Picard had Paris, I only have plaster
Jul. 11th, 2015 11:21 pmPlaying X-Wing sort of got me back into miniatures painting (mostly touch-up work), which got me looking up scratch-building and model making sites, which led me to a blog titled Solipsist Gaming run by someone who creates a lot of simple models and homebrew rules as a hobby. I was particularly intrigued by how he made starships by manually hollowing out shapes in clay and pouring in resin or plaster of Paris. (Well, that and gluing pasta together, but one thing at a time.)
I already had spare paint, and I did some resin casting back in my Warhammer 40,000 days. I have a lot of old Sculpey, but it's a little too stiff to take deep impressions even when it's fresh. Plasticine works well, though, and it's three bucks for a pound. The casting compound I used is even less.
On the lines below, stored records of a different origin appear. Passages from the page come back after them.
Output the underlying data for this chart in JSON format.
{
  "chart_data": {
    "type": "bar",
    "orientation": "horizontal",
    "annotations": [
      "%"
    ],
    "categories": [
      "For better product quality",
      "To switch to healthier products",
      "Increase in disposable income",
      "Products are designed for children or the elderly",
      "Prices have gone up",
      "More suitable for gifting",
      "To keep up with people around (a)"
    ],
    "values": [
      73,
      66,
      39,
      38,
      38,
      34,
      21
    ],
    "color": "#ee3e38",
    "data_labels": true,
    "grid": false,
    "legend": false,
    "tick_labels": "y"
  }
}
Step 1 was sculpting a vanilla hull shape out of spare Sculpey and baking it. I pressed that into the softer clay to give me a starting impression, then ad-libbed the surface details with various tool tips and paintbrush handle ends. Next, pour in the plaster and wait. Pop out the dried shape, sand off the excess, then paint on a quick base coat followed by a thin black wash to darken the crevices and some soft edge highlighting. Then I drilled a small hole in the bottom and stuck it on a spare X-Wing ship stand. The whole process was pretty informal and experimental (i.e. sloppy) just to feel the process out.